Speaking of a one of a kind film from a one of a kind director, Still Film comes from director James N. Kienitz Wilkins (best known for films like the incomparable Public Hearing, a film that itself feels sort of in conversation with another that will be talked about shortly), and is his rumination on film culture and the hold that it’s had on popular culture for well over 100 years now. Focusing in on just the last four decades or so, Wilkins collects publicity stills from various films throughout the last roughly half-century and draws his narration from an actual legal deposition, which finds Wilkins playing ever character. It’s a startlingly snappy piece of work for its relatively dry description, that finds the director blowing out this examination of film culture and its uncanny ability to mythologize itself to ask larger questions about truth and reality. Absolute catnip for the more adventurous cineaste out there.

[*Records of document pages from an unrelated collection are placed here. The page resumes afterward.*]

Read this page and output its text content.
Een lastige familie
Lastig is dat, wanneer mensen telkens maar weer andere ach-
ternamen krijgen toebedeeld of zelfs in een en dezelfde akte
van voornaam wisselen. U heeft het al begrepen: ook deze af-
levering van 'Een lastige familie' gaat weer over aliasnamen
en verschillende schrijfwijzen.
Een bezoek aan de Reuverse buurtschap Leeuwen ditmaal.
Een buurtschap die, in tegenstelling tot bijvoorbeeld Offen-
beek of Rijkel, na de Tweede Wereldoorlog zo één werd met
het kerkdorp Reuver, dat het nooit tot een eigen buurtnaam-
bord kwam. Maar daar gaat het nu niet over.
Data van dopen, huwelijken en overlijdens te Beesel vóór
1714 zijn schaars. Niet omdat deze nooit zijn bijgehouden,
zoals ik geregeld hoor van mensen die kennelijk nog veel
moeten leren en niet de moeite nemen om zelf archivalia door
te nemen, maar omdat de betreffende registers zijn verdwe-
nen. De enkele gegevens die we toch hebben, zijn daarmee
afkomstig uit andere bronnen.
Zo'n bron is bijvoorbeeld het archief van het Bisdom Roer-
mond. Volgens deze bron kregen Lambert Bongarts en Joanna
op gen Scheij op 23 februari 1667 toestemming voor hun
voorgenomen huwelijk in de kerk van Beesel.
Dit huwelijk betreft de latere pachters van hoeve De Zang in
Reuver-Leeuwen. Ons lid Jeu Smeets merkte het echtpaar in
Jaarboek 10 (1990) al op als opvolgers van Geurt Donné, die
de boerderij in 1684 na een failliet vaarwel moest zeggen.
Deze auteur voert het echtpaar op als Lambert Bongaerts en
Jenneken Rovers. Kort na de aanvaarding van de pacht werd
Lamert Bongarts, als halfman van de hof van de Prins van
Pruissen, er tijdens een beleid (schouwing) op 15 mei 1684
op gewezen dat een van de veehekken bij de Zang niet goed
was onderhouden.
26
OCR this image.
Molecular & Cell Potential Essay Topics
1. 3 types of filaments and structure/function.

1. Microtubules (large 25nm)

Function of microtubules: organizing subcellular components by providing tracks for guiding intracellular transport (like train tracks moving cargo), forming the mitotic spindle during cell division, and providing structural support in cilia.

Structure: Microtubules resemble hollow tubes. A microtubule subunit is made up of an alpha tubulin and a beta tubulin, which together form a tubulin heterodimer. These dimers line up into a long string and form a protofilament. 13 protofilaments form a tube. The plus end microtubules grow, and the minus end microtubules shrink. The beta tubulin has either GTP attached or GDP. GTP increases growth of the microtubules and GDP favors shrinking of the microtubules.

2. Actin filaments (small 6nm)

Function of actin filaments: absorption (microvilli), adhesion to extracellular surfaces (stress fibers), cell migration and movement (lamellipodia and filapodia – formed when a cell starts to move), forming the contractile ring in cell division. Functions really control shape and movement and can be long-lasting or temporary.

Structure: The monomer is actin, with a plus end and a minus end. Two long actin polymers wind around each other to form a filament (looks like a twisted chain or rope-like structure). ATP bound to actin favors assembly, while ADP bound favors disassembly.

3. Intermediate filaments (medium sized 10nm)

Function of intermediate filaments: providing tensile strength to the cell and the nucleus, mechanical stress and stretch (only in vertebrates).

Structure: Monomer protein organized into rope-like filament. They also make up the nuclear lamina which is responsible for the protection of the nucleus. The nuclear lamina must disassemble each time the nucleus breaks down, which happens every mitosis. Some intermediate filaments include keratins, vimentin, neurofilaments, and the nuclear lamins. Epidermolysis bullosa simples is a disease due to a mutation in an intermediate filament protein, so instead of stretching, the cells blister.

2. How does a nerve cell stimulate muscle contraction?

Rounding out this preview are two films that redefine the now over-used term of “found footage.” First up is the engrossing Love is Not An Orange, from director Otilia Babara, which is a collection of private videos gathered from the early 1990s. During this time, women fled Moldova in search of work following the collapse of the Soviet Union, leaving their families behind in order to put food on their tables. With the hopes of staying connected, these women would send home various gifts ranging from clothes to oranges (from which the title of the film is drawn), and in return would receive videos of their children informing them of any news in the home their mothers so greatly miss. Collecting these videos into one briskly paced 73-minute feature, Babara’s film is a deeply personal one, a profoundly touching meditation on loss and familial bonds, all with a cloud of political upheaval hanging over it. As the children get older things chang, and what results is one of the most emotionally captivating studies of political unrest and the families that become splintered from it.
Finally, one for fans of longer features. Clocking in at nearly three hours, The Trial is the rare epic documentary included in this festival, with director Ulises de la Orden digging through roughly 530 hours of archival materials to tell a harrowing story of state-sanctioned violence. Placing viewers squarely into the courtroom during Argentina’s post-junta trials in 1985, Orden tells the story of various victims and families of what became known as desaparecidos (the disappeared) during the “Dirty War.” It’s estimated that nearly 30,000 people were killed or “disappeared,” primarily victimizing those with even the slightest connection to the opposition. The Trial is a harrowing, first hand account of these events, and is a captivating, emotionally devastating rumination on state-sanctioned terrorism and the capacity within humanity to commit true acts of brutality and violence. It’s simply one of 2023’s most important pieces of filmmaking and one of the great achievements in political filmmaking this writer has ever seen.
Doc Fortnight runs February 22-March 6 at The Museum of Modern Art.